This is a telling photo. I think it is from our senior prom.
Yes, we all felt like losers with no dates.
But you can survive high school if you have a good friend. I was blessed. I had a good friend and a group of good friends to hang with . . . to ride the bus together, celebrate birthdays, go to church, go to ballgames and more.
And I had a tiny place to succeed.
I sang in a trio through high school.
There were others that I enjoyed spending time with as well . . . all girls. I did not have a boyfriend nor did I have boys that were friends. Somehow, I wrapped much of my self-worth around that detail. I assumed that on the “most likely class list”, I was the one most likely to never marry and never have children. I am so glad that I was wrong! I was blessed—abundantly blessed. Even so, I still got cold feet and nearly did not attend my class reunion.

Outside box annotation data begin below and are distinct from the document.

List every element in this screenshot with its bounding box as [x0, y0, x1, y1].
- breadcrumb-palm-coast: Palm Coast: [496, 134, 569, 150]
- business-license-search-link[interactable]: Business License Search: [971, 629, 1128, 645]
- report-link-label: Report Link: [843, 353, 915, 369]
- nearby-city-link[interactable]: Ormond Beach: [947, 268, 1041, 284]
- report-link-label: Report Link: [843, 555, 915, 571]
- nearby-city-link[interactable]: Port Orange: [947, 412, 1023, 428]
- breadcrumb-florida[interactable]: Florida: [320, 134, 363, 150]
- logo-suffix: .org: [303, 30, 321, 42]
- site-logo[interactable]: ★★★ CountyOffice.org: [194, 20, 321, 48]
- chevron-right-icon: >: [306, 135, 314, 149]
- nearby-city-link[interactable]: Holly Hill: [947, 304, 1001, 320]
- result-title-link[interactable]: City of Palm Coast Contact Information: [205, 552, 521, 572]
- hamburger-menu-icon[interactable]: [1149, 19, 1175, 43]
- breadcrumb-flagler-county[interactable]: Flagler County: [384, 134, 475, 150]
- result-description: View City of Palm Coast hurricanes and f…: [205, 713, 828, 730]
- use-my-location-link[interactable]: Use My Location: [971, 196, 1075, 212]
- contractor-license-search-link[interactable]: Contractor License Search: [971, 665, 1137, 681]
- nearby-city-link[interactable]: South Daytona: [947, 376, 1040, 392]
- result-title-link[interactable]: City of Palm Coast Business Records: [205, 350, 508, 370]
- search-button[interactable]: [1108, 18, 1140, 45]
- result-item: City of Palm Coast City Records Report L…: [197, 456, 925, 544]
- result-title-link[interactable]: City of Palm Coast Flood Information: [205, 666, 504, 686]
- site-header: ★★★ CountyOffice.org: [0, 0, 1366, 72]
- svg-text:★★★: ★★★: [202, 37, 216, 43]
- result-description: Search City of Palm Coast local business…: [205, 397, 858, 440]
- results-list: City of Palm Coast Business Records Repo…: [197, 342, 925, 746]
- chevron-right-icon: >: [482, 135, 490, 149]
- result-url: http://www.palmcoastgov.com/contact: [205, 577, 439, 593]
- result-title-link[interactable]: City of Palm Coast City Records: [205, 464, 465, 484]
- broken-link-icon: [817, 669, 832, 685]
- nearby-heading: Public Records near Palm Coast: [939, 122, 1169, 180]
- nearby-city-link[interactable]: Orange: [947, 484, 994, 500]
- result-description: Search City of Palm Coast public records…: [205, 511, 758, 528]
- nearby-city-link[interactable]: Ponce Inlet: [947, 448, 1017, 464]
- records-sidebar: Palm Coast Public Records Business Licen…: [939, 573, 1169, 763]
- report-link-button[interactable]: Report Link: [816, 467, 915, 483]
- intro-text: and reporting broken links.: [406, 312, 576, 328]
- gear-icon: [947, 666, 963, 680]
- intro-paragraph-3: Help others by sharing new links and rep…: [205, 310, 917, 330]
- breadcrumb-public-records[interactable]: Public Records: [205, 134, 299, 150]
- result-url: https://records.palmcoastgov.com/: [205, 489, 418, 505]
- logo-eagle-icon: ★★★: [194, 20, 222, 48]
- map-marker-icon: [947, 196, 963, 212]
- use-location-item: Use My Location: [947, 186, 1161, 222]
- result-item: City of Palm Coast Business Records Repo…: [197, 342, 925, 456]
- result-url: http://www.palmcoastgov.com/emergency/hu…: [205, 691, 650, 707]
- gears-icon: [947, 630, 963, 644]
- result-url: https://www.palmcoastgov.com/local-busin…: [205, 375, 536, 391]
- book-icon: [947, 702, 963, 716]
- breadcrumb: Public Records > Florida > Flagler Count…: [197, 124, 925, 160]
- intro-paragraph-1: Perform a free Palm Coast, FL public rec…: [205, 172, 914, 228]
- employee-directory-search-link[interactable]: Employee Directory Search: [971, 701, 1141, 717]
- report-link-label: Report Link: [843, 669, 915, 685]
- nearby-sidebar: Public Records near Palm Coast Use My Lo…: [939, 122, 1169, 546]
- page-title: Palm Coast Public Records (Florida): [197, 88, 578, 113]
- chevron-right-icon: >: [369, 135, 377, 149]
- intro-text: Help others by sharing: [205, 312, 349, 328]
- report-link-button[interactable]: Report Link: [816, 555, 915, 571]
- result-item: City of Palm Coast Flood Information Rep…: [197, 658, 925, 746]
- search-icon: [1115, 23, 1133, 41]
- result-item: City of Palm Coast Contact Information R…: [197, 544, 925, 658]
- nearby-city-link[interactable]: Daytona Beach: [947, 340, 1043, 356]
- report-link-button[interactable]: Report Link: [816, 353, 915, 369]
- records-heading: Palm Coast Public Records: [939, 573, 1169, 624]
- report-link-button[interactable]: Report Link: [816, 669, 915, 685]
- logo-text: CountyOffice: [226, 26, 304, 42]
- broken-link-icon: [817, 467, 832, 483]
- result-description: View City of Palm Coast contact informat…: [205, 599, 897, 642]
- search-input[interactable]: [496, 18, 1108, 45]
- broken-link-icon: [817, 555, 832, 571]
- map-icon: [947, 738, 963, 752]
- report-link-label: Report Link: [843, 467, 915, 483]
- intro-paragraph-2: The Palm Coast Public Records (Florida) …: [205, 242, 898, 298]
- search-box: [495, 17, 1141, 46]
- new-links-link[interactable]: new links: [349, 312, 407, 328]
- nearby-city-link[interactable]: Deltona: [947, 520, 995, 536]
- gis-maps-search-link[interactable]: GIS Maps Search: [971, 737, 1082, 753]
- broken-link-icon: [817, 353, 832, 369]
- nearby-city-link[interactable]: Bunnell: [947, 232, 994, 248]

But I went. I did a little self-talk . . . “This is not about you. Let others tell you their stories.”
I had a conversation the night before I left with my good friend, Carol. We both chuckled at the dialog that we never expected to have, "Okay, then I'll meet you at Ickeys."
Another conversation that made us chuckle was that we marveled over the great price of gas in Archbold. who would have thought we would be appreciating gas that was over $3.00 per gallon! We actually saw it a couple of cents lower at another station.
My three most enjoyable and heartfelt conversations at the actual reunion were with men—boys from my class that I never had one conversation with in high school and I would remember if I had. I loved hearing a piece of their stories.
But my real highlight was my dear girlfriends—staying up until
3:00 a.m., catching up and reveling in the real friendships that have spanned our lifetimes. (One of our group of six was unable to attend.)
All six of us have experienced deep grief and sadness and all of us have received unbelievable blessings and happy times. Through it all God has sustained us and held us in His hand.
After the reunion luncheon, a group of attendees discussed “doing high school again.” Some have much fonder stories than I. Some were successful athletes. One thought high school was “a blast.” We agreed that the pressures of high school are much more complex and challenging than when we attended. Our issues were simpler.
Three boys got sent home from our senior trip for attending a Yankees ballgame without permission.
Regarding high school, one man said, “Sure, I would gladly do it again if I could know all that I know now.” But in that particular group the consensus was, “Definitely not. I would not want to go back.”
As I looked around the group, I sensed camaraderie between those that were in my class—somewhat of a recognition that age was taking its toll on all of us and life experiences have had somewhat of an equalizing effect on us. Everyone has a story. I am sorry that I did not have time to hear more of their stories. I will attend my next high school reunion.